15. The network device according to claim 14, characterized in that, The acquisition unit is specifically used for: Obtain the identifiers and memory addresses of the N VMs; Based on the identifiers and memory addresses of the N VMs, obtain the N data.

16. The network device according to claim 14, characterized in that, The acquisition unit is also used for: Based on the identifier and memory address of the abnormal VM and the identifiers and memory addresses of some of the N VMs, obtain M data points. The abnormal VM runs on the first host. The abnormal VM cannot obtain data based on its identifier and memory address. Here, M is a positive integer less than N. The packaging unit is also used for: The M data items are encapsulated into an exception message according to the RDMA protocol.

17. The network device according to claim 16, characterized in that, The network device further includes a generation unit, which is specifically used for: Generate a message sequence, the message sequence including the abnormal message and at least one of the messages.

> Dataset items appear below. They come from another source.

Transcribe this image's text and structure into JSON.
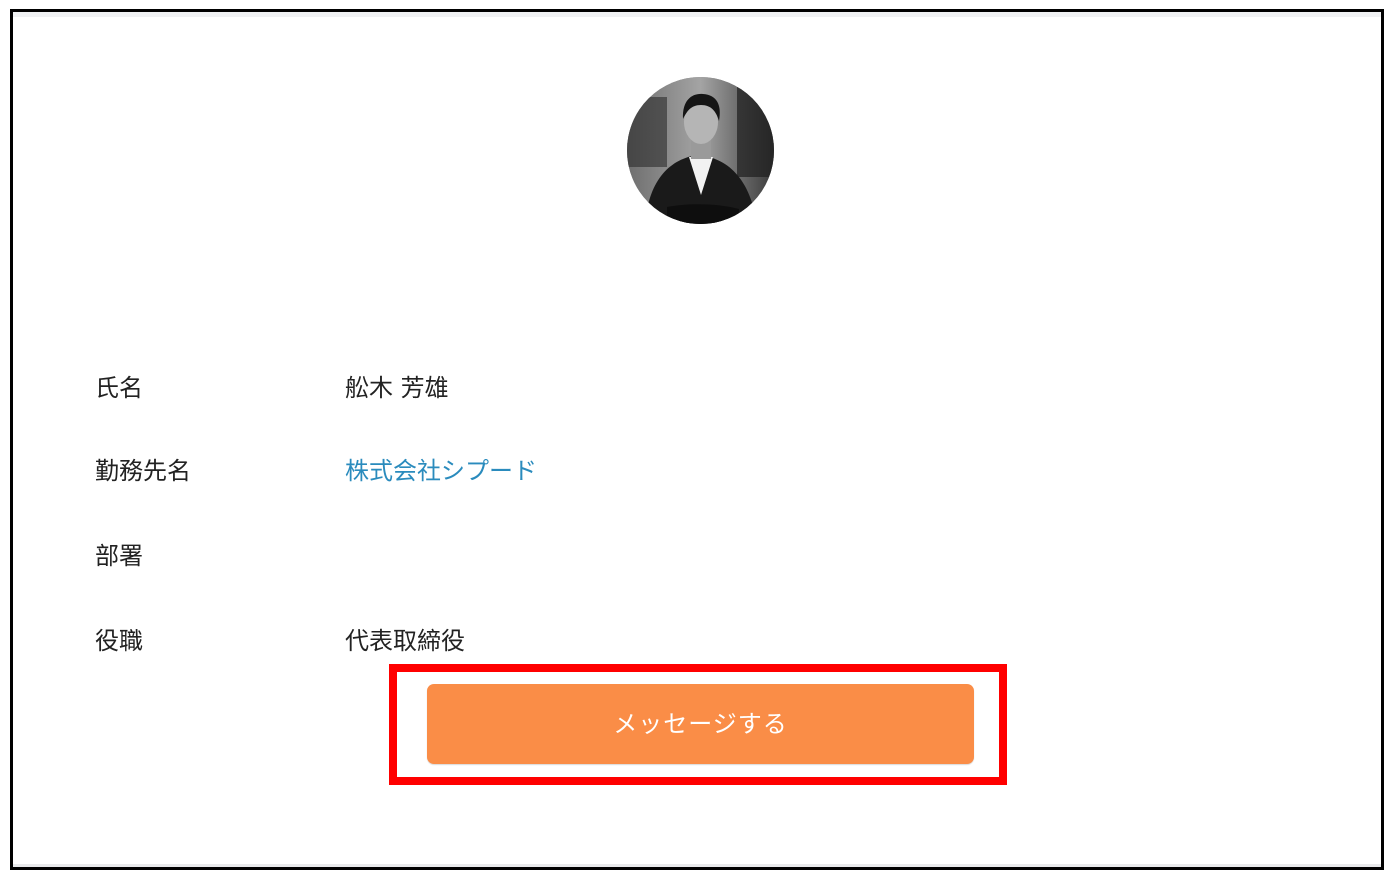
{
  "profile": {
    "avatar_icon": "profile-photo",
    "fields": [
      {
        "label": "氏名",
        "value": "舩木 芳雄"
      },
      {
        "label": "勤務先名",
        "value": "株式会社シプード"
      },
      {
        "label": "部署",
        "value": ""
      },
      {
        "label": "役職",
        "value": "代表取締役"
      }
    ]
  },
  "actions": {
    "message_button_label": "メッセージする"
  },
  "colors": {
    "button": "#fa8d47",
    "link": "#2a8bbd",
    "highlight": "#ff0000"
  }
}
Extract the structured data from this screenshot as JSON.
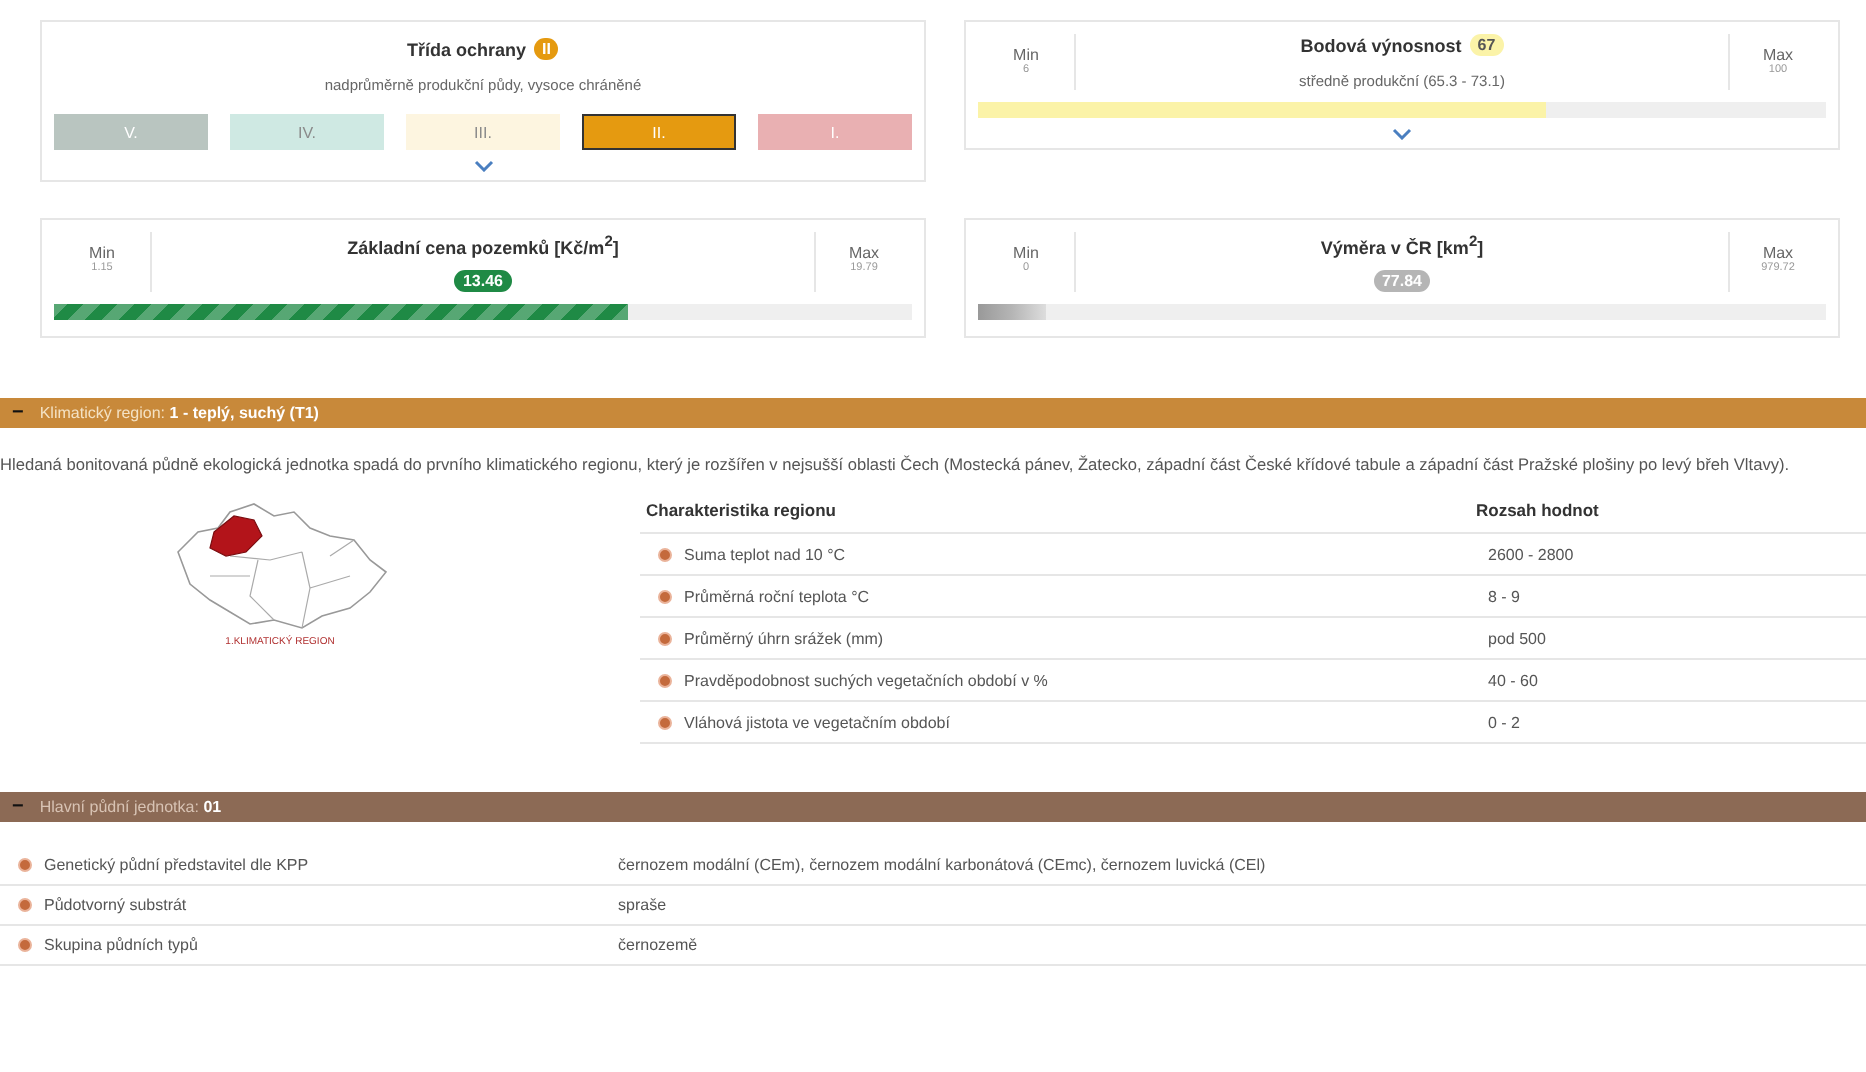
{
  "cards": [
    {
      "kind": "classes",
      "title": "Třída ochrany",
      "badge": "II",
      "color": "#e59a10",
      "subtitle": "nadprůměrně produkční půdy, vysoce chráněné",
      "expandable": true,
      "classes": [
        {
          "label": "V.",
          "color": "#b9c5c0",
          "selected": false
        },
        {
          "label": "IV.",
          "color": "#cfe9e3",
          "selected": false
        },
        {
          "label": "III.",
          "color": "#fdf5e0",
          "selected": false
        },
        {
          "label": "II.",
          "color": "#e59a10",
          "selected": true
        },
        {
          "label": "I.",
          "color": "#e9b0b2",
          "selected": false
        }
      ]
    },
    {
      "kind": "range",
      "title": "Bodová výnosnost",
      "badge": "67",
      "color": "#fbf3a8",
      "subtitle": "středně produkční (65.3 - 73.1)",
      "expandable": true,
      "min_label": "Min",
      "min": "6",
      "max_label": "Max",
      "max": "100",
      "level": 0.67,
      "striped": false
    },
    {
      "kind": "range",
      "title": "Základní cena pozemků [Kč/m$^{2}$]",
      "badge": "13.46",
      "color": "#1f8a45",
      "expandable": false,
      "min_label": "Min",
      "min": "1.15",
      "max_label": "Max",
      "max": "19.79",
      "level": 0.67,
      "striped": true
    },
    {
      "kind": "range",
      "title": "Výměra v ČR [km$^{2}$]",
      "badge": "77.84",
      "color": "#b5b5b5",
      "expandable": false,
      "min_label": "Min",
      "min": "0",
      "max_label": "Max",
      "max": "979.72",
      "level": 0.08,
      "striped": false
    }
  ],
  "climate": {
    "toggle": "−",
    "header": "Klimatický region: **1 - teplý, suchý (T1)**",
    "description": "Hledaná bonitovaná půdně ekologická jednotka spadá do prvního klimatického regionu, který je rozšířen v nejsušší oblasti Čech (Mostecká pánev, Žatecko, západní část České křídové tabule a západní část Pražské plošiny po levý břeh Vltavy).",
    "map_caption": "1.KLIMATICKÝ REGION",
    "columns": [
      "Charakteristika regionu",
      "Rozsah hodnot"
    ],
    "rows": [
      {
        "name": "Suma teplot nad 10 °C",
        "value": "2600 - 2800"
      },
      {
        "name": "Průměrná roční teplota °C",
        "value": "8 - 9"
      },
      {
        "name": "Průměrný úhrn srážek (mm)",
        "value": "pod 500"
      },
      {
        "name": "Pravděpodobnost suchých vegetačních období v %",
        "value": "40 - 60"
      },
      {
        "name": "Vláhová jistota ve vegetačním období",
        "value": "0 - 2"
      }
    ]
  },
  "soil_unit": {
    "toggle": "−",
    "header": "Hlavní půdní jednotka: **01**",
    "rows": [
      {
        "name": "Genetický půdní představitel dle KPP",
        "value": "černozem modální (CEm), černozem modální karbonátová (CEmc), černozem luvická (CEl)"
      },
      {
        "name": "Půdotvorný substrát",
        "value": "spraše"
      },
      {
        "name": "Skupina půdních typů",
        "value": "černozemě"
      }
    ]
  }
}
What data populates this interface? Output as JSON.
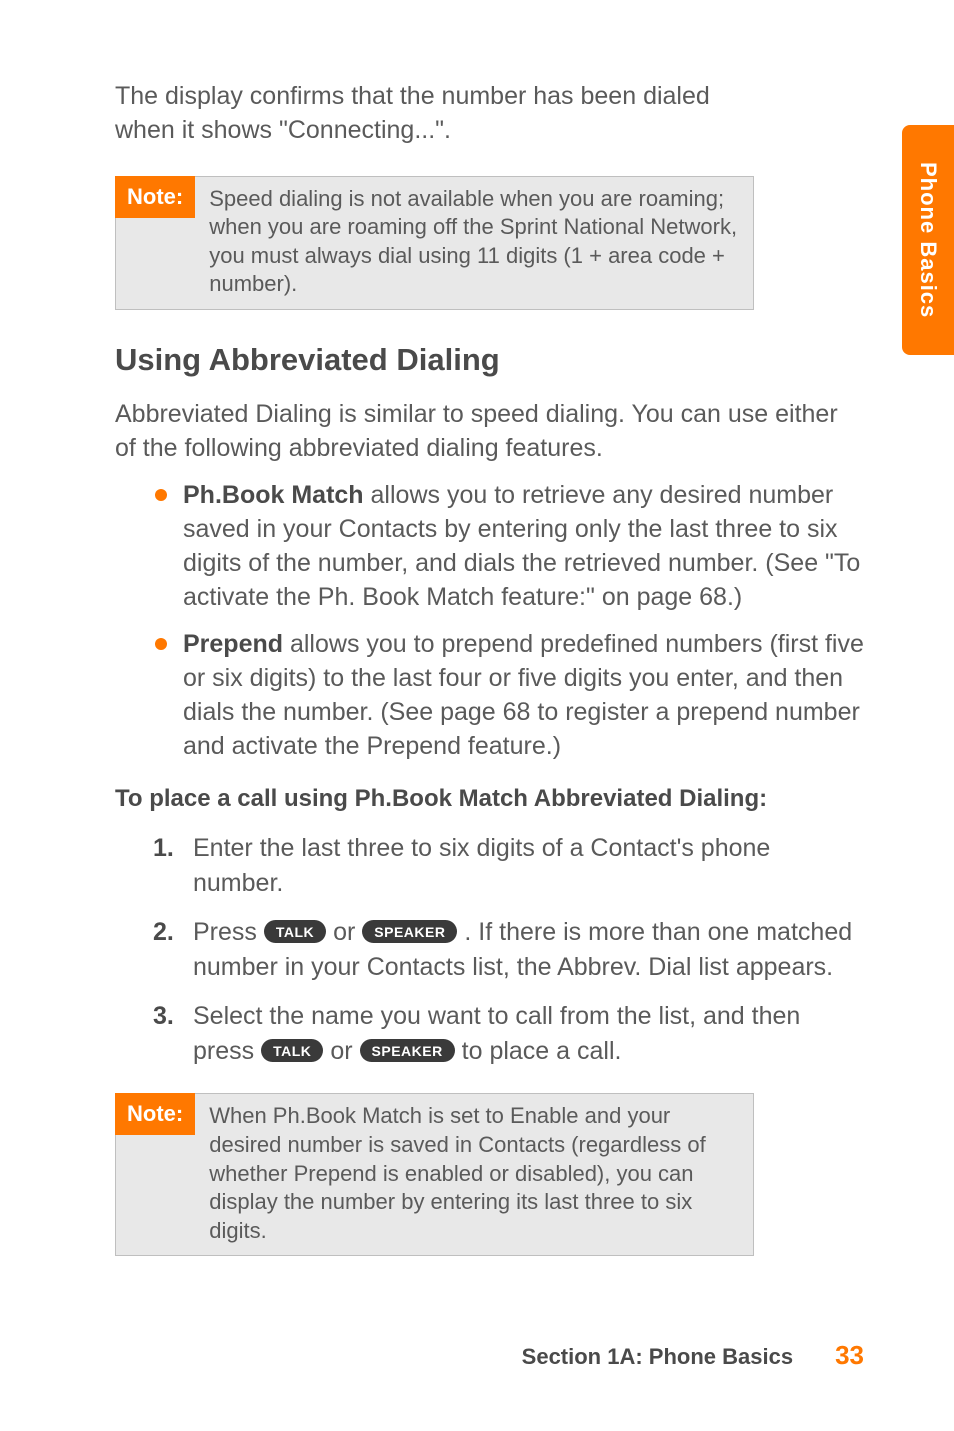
{
  "side_tab": "Phone Basics",
  "intro": "The display confirms that the number has been dialed when it shows \"Connecting...\".",
  "note1": {
    "label": "Note:",
    "text": "Speed dialing is not available when you are roaming; when you are roaming off the Sprint National Network, you must always dial using 11 digits (1 + area code + number)."
  },
  "heading": "Using Abbreviated Dialing",
  "para1": "Abbreviated Dialing is similar to speed dialing. You can use either of the following abbreviated dialing features.",
  "bullets": [
    {
      "bold": "Ph.Book Match",
      "rest": " allows you to retrieve any desired number saved in your Contacts by entering only the last three to six digits of the number, and dials the retrieved number. (See \"To activate the Ph. Book Match feature:\" on page 68.)"
    },
    {
      "bold": "Prepend",
      "rest": " allows you to prepend predefined numbers (first five or six digits) to the last four or five digits you enter, and then dials the number. (See page 68 to register a prepend number and activate the Prepend feature.)"
    }
  ],
  "subheading": "To place a call using Ph.Book Match Abbreviated Dialing:",
  "steps": {
    "s1": "Enter the last three to six digits of a Contact's phone number.",
    "s2_pre": "Press ",
    "s2_or": " or ",
    "s2_post": " . If there is more than one matched number in your Contacts list, the Abbrev. Dial list appears.",
    "s3_pre": "Select the name you want to call from the list, and then press ",
    "s3_or": " or ",
    "s3_post": " to place a call."
  },
  "keys": {
    "talk": "TALK",
    "speaker": "SPEAKER"
  },
  "note2": {
    "label": "Note:",
    "text": "When Ph.Book Match is set to Enable and your desired number is saved in Contacts (regardless of whether Prepend is enabled or disabled), you can display the number by entering its last three to six digits."
  },
  "footer": {
    "section": "Section 1A: Phone Basics",
    "page": "33"
  }
}
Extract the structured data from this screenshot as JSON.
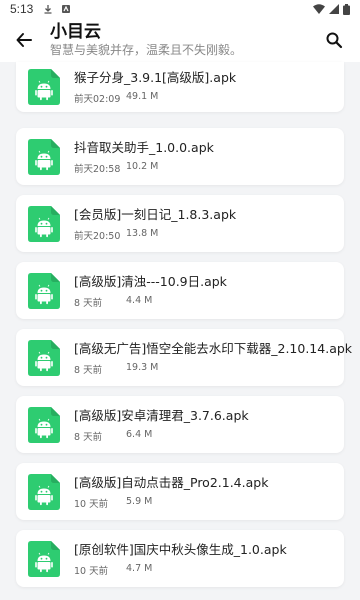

18. The network device according to claim 17, characterized in that, The network device further includes a modification unit, which is specifically used for: Modify the message sequence, wherein modifying the message sequence includes deleting the abnormal message and adding a padding message to the message sequence.

19. A network device, characterized in that, include: A receiving unit is configured to receive a message from a first network device, wherein the first network device is configured on a first host and the second host is configured on a second host. The first host runs N virtual machines (VMs). The message is generated by encapsulating N data and the write address of the N data according to the Remote Direct Memory Access (RDMA) protocol. The N data comes from the N VMs, where N is an integer greater than 1. A decapsulation unit is used to decapsulate the message to obtain the N data items and the write address of the N data items; A storage unit is used to store the N data on the second host according to the write addresses of the N data.

20. The network device according to claim 19, characterized in that, The receiving unit is also used for: Receive a modified message sequence, wherein the modified message sequence includes a padding message; The network device further includes a deletion unit, which is specifically used for: Identify the padding message in the modified message sequence and delete the padding message.

21. A network device, characterized in that, include: Processor and memory, The processor is configured to execute instructions stored in the memory, causing the network device to perform the method of any one of claims 7 to 11.

22. A network device, characterized in that, include: Processor and memory, The processor is configured to execute instructions stored in the memory, causing the network device to perform the method of any one of claims 12 to 13.